DOCTOR WARNING: New study links THIS popular sweetener to heart attack and stroke

Study finds sweetener is risky/Shutterstock Images

A study published on Monday in the journal Nature Medicine has linked blood clotting, stroke, heart attack and death to a commonly used artificial sweetener.

A substance called erythritol, a sugar alcohol is a carb found in many fruits and vegetables. It has about 70 per cent of the sweetness of sugar and is zero-calorie, according to experts. It is manufactured in huge quantities and does not raise blood sugar, has no lingering aftertaste and is less of a laxative than sorbitol and xylitol.

“Erythritol looks like sugar, it tastes like sugar, and you can bake with it,” said lead study author, Dr Stanley Hazen, who directs the Cleveland Clinic’s Center for Microbiome and Human Health.

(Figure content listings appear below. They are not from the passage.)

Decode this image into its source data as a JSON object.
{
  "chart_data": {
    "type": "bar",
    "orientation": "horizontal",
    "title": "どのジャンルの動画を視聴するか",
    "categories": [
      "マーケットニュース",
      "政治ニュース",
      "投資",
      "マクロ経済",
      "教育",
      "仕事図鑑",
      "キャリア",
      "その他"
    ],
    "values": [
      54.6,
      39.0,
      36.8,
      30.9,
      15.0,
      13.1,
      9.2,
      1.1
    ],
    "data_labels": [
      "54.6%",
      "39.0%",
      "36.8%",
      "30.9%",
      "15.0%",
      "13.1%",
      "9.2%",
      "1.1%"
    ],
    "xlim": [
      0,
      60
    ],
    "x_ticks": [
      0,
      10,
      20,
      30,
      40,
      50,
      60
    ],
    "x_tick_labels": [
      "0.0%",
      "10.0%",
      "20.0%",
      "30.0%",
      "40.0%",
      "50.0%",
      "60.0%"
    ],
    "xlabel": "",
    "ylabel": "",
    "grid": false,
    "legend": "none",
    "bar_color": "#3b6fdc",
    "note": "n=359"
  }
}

People with existing risk factors for heart disease, such as diabetics (who ironically tend to use sugar substitutes) were twice as likely to experience stroke or heart attack if they have high levels of erythritol in their blood.

“The degree of risk was not modest,” Hazen said.

“This certainly sounds an alarm,” said Dr. Andrew Freeman, director of cardiovascular prevention and wellness at National Jewish Health, who was not involved in the research.

“There appears to be a clotting risk from using erythritol,” Freeman said. “Obviously, more research is needed, but in an abundance of caution, it might make sense to limit erythritol in your diet for now.”

The industry association in the US, the Calorie Control Council, told CNN that “The results of this study are contrary to decades of scientific research showing reduced-calorie sweeteners like erythritol are safe, as evidenced by global regulatory permissions for their use in foods and beverages,” said Robert Rankin, executive director, in an email.

“Science needs to take a deeper dive into erythritol and in a hurry, because this substance is widely available right now. If it’s harmful, we should know about it,” National Jewish Health’s Freeman said.

Hazen agreed: “I normally don’t get up on a pedestal and sound the alarm,” he said. “But this is something that I think we need to be looking at carefully.”